第7章 月虹
ところが、アクシデントがおきる。
本来の予定では、いつも通りの退社時刻にあがり、雅紀さんといつもの場所で待ち合わせて、のんびりと2人で帰るはずだったというのに。
クリスマスイブの前の金曜日とあって、みんな浮き足だっていたのか、そこかしこでミスが連発。

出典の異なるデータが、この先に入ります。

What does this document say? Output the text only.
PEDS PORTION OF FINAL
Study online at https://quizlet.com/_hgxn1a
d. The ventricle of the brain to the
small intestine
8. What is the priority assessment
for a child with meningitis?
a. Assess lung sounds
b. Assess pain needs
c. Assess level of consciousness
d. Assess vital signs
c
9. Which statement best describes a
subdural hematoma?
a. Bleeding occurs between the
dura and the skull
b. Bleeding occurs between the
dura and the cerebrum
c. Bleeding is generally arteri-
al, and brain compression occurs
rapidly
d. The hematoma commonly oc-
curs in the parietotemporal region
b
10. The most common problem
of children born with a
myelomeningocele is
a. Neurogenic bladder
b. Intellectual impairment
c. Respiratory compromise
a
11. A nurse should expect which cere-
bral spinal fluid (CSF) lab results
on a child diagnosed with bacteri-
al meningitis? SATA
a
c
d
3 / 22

しまいには、退社時刻間際に、営業と営業事務の子との連携ミスで、とある取り引き先がゴネてしまい、上司である雅紀さんと部長が、相手の会社に直接話をしに出向かなければならなくなった。
マジかよ………
俺は頭を抱えたくなった。
部長と真剣な話をしてる雅紀さんをちらりちらりと盗み見る。
………どうしよう
雅紀さんの帰りを、ここで待つのも不自然だし。
1人でネットカフェでも行って時間つぶしとこうかな…。
足早にフロアを歩いてる雅紀さんを見ながら、パソコンの電源を落とした。
………とりあえず、することもないし退社しなくちゃなぁ。
ノロノロ立ち上がりかけたとき、雅紀さんがすっと俺の後ろを通った。
と同時に、カシャン、とブレザーのポケットに何かが入った音がした。
?
ポケットに手をいれるとざらりと革の感触がする。
そっと目を落とすと、それは雅紀さんのキーホルダー。
家の鍵がついてるそれを、託された意味は。
………帰って待っててってこと?
ドキドキしてその鍵をギュッと握りしめた。